Member of the Oklahoma Senate from the 32nd district
- In office November 1994 – November 2004
- Preceded by: Roy Hooper
- Succeeded by: Randy Bass

Member of the Oklahoma House of Representatives from the 62nd district
- In office November 1988 – November 1994
- Preceded by: Ken Harris
- Succeeded by: Abe Deutschendorf

Personal details
- Born: October 23, 1938 Chickasha, Oklahoma, U.S.
- Died: February 20, 2024 (aged 85) Lawton, Oklahoma, U.S.
- Party: Democratic
- Spouse: Leslie Hamm ​(m. 1961)​
- Children: 3

= Jim Maddox =

Jim Maddox (October 23, 1938 – February 20, 2024) was an American politician who served in the Oklahoma Senate representing the 32nd district from 1994 to 2004 and in the Oklahoma House of Representatives representing the 62nd district from 1988 to 1994.

==Biography==
Jim Maddox was born on October 23, 1938, in Chickasha, Oklahoma, to Leon and Evelyn Maddox.
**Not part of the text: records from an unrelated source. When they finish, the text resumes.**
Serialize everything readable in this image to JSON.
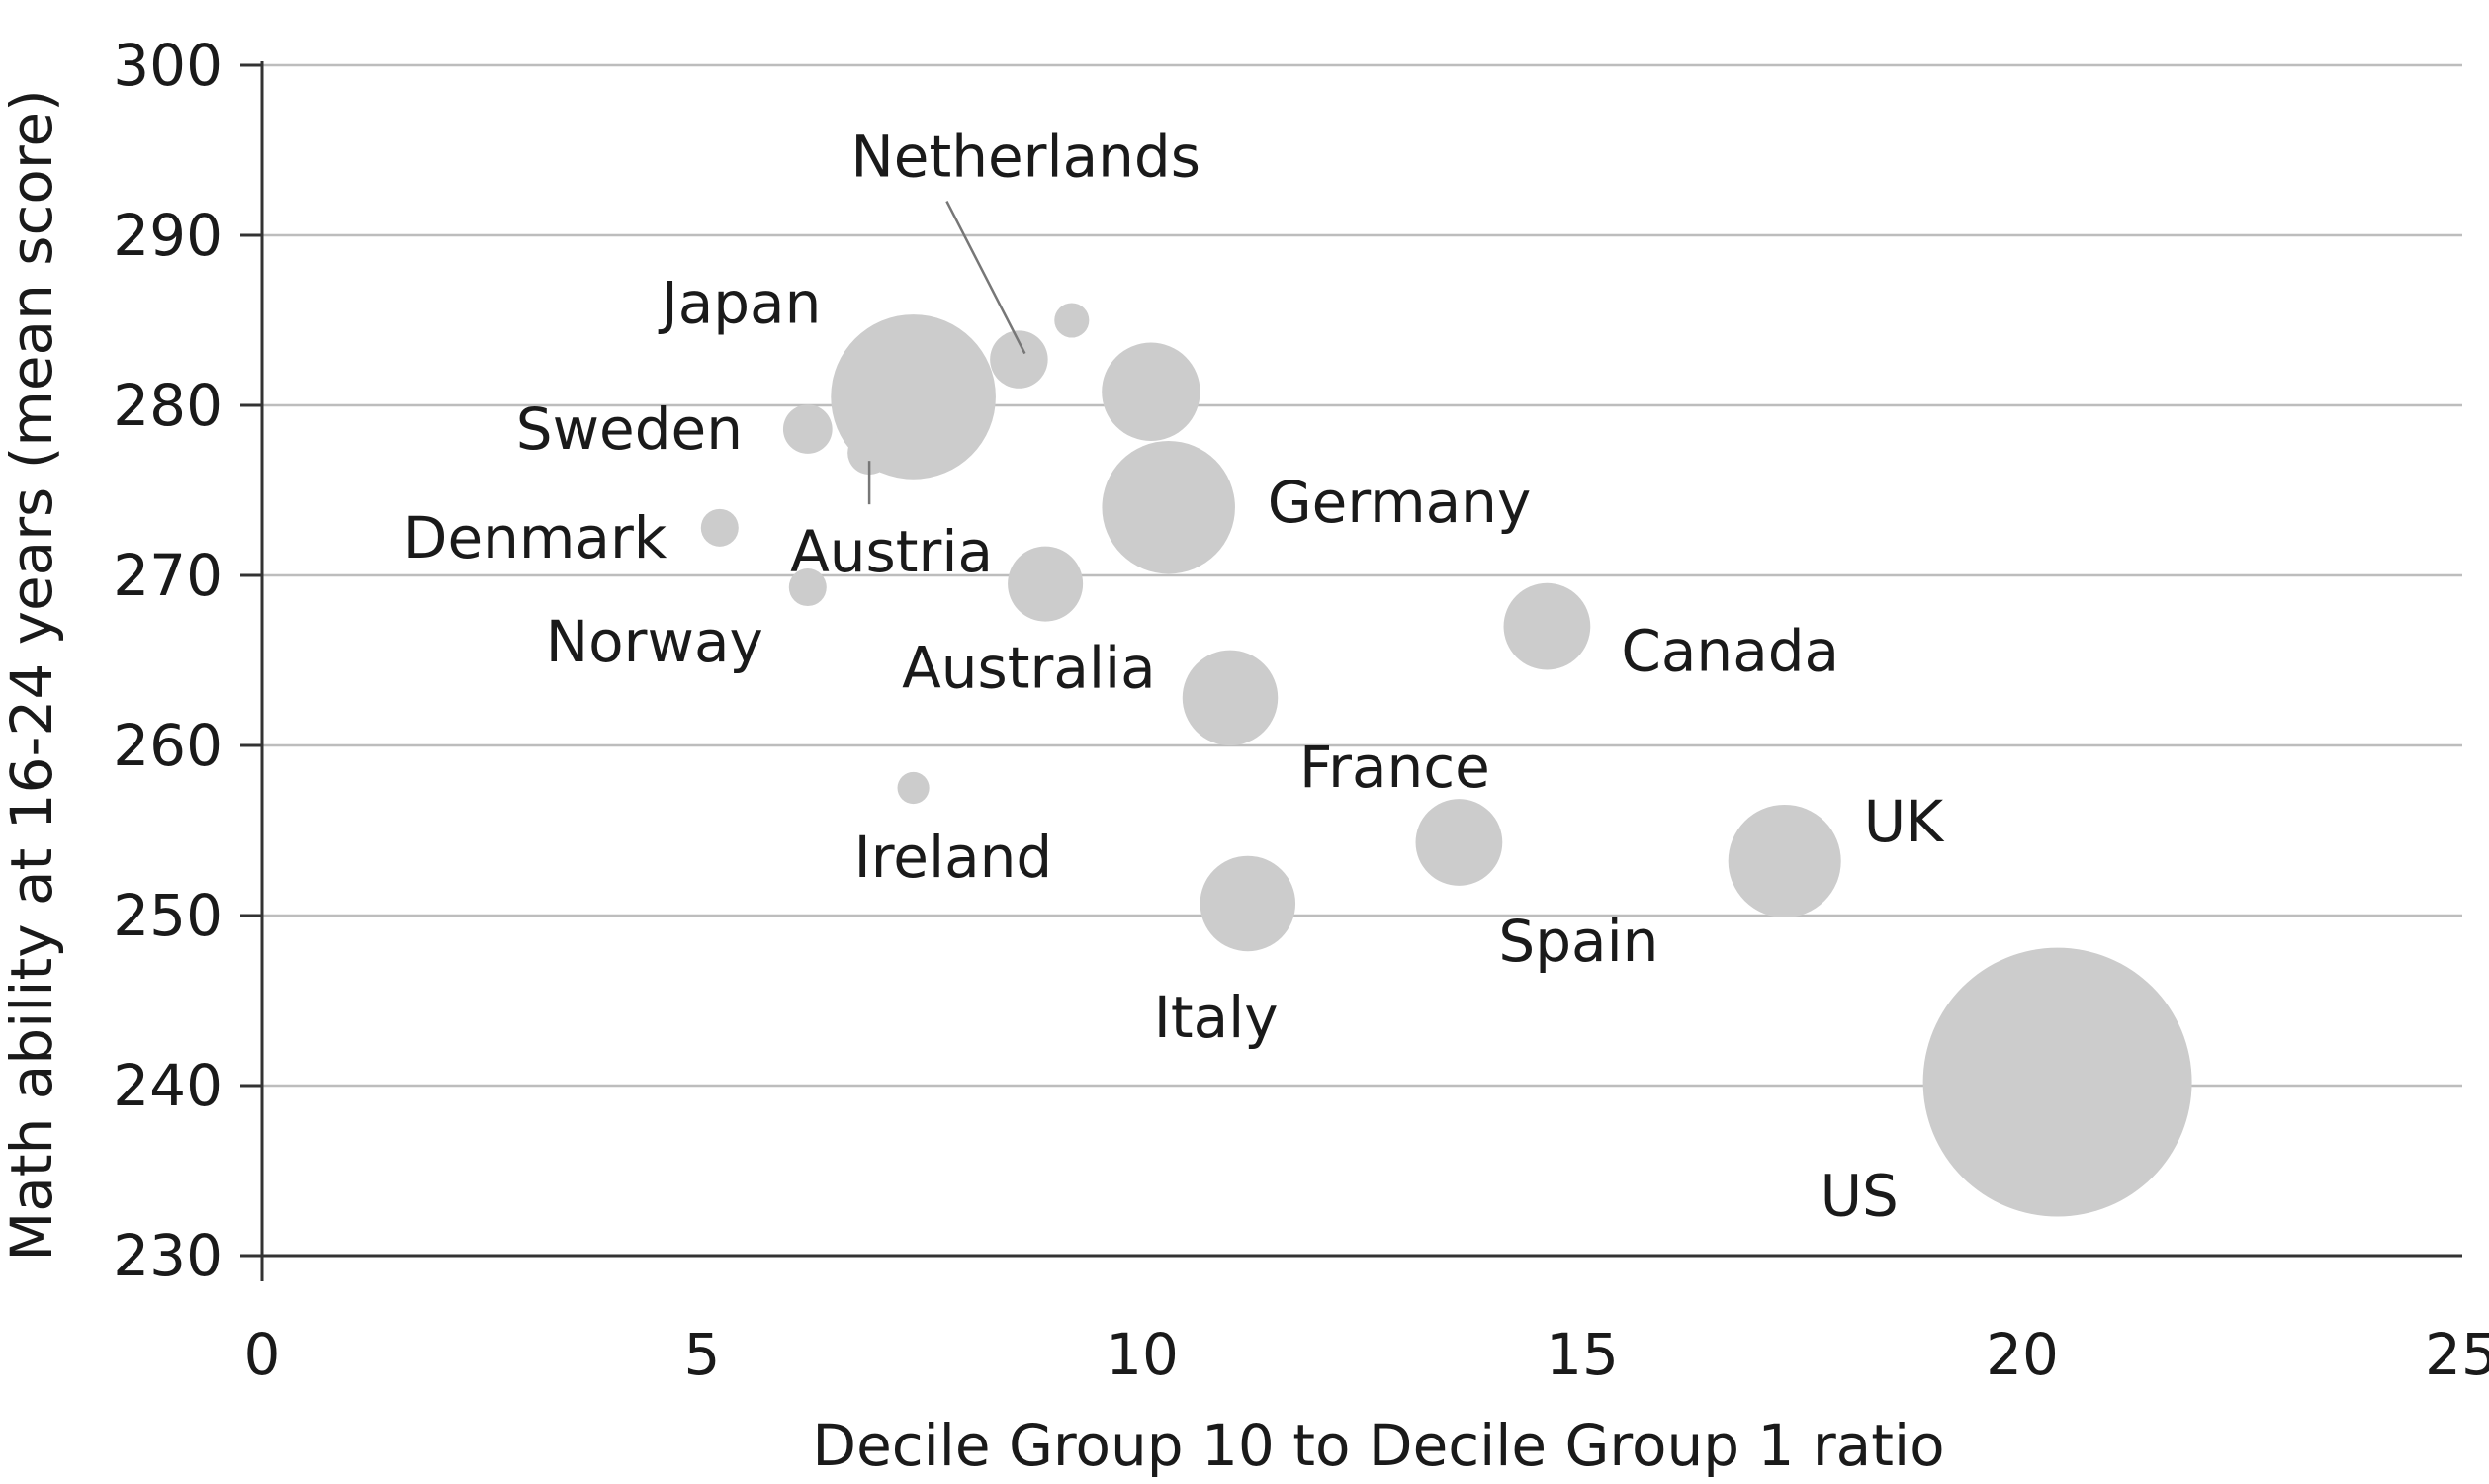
{
  "chart_data": {
    "type": "scatter",
    "title": "",
    "xlabel": "Decile Group 10 to Decile Group 1 ratio",
    "ylabel": "Math ability at 16-24 years (mean score)",
    "xlim": [
      0,
      25
    ],
    "ylim": [
      230,
      300
    ],
    "x_ticks": [
      "0",
      "5",
      "10",
      "15",
      "20",
      "25"
    ],
    "y_ticks": [
      "230",
      "240",
      "250",
      "260",
      "270",
      "280",
      "290",
      "300"
    ],
    "grid": true,
    "bubble_color": "#cccccc",
    "points": [
      {
        "label": "Netherlands",
        "x": 8.6,
        "y": 282.7,
        "size": 20
      },
      {
        "label": "",
        "x": 9.2,
        "y": 285.0,
        "size": 12
      },
      {
        "label": "Japan",
        "x": 7.4,
        "y": 280.5,
        "size": 57
      },
      {
        "label": "",
        "x": 10.1,
        "y": 280.8,
        "size": 34
      },
      {
        "label": "Sweden",
        "x": 6.2,
        "y": 278.6,
        "size": 17
      },
      {
        "label": "Austria",
        "x": 6.9,
        "y": 277.2,
        "size": 15
      },
      {
        "label": "Denmark",
        "x": 5.2,
        "y": 272.8,
        "size": 13
      },
      {
        "label": "Germany",
        "x": 10.3,
        "y": 274.0,
        "size": 46
      },
      {
        "label": "Norway",
        "x": 6.2,
        "y": 269.3,
        "size": 13
      },
      {
        "label": "Australia",
        "x": 8.9,
        "y": 269.5,
        "size": 26
      },
      {
        "label": "Canada",
        "x": 14.6,
        "y": 267.0,
        "size": 30
      },
      {
        "label": "France",
        "x": 11.0,
        "y": 262.8,
        "size": 33
      },
      {
        "label": "Ireland",
        "x": 7.4,
        "y": 257.5,
        "size": 11
      },
      {
        "label": "Spain",
        "x": 13.6,
        "y": 254.3,
        "size": 30
      },
      {
        "label": "UK",
        "x": 17.3,
        "y": 253.2,
        "size": 39
      },
      {
        "label": "Italy",
        "x": 11.2,
        "y": 250.7,
        "size": 33
      },
      {
        "label": "US",
        "x": 20.4,
        "y": 240.2,
        "size": 93
      }
    ]
  }
}
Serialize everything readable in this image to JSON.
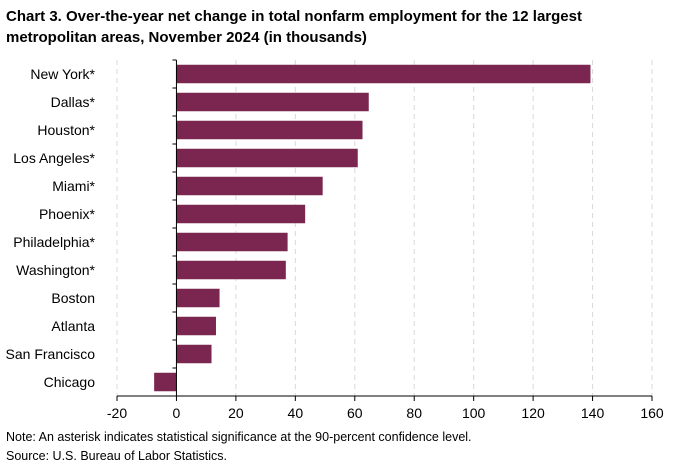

He was raised in Lawton and graduated from Lawton High School. On June 24, 1961, he married Leslie Hamm and the couple had three children. He served in the Oklahoma House of Representatives as a member of the Democratic Party representing the 62nd district from 1988 to 1994. He was preceded in office by Ken Harris and succeeded in office by Abe Deutschendorf. He served in the Oklahoma Senate representing the 32nd district from 1994 to 2004. He was preceded in office by Roy Hooper and succeeded in office by Randy Bass. He died on February 20, 2024, in Lawton, Oklahoma.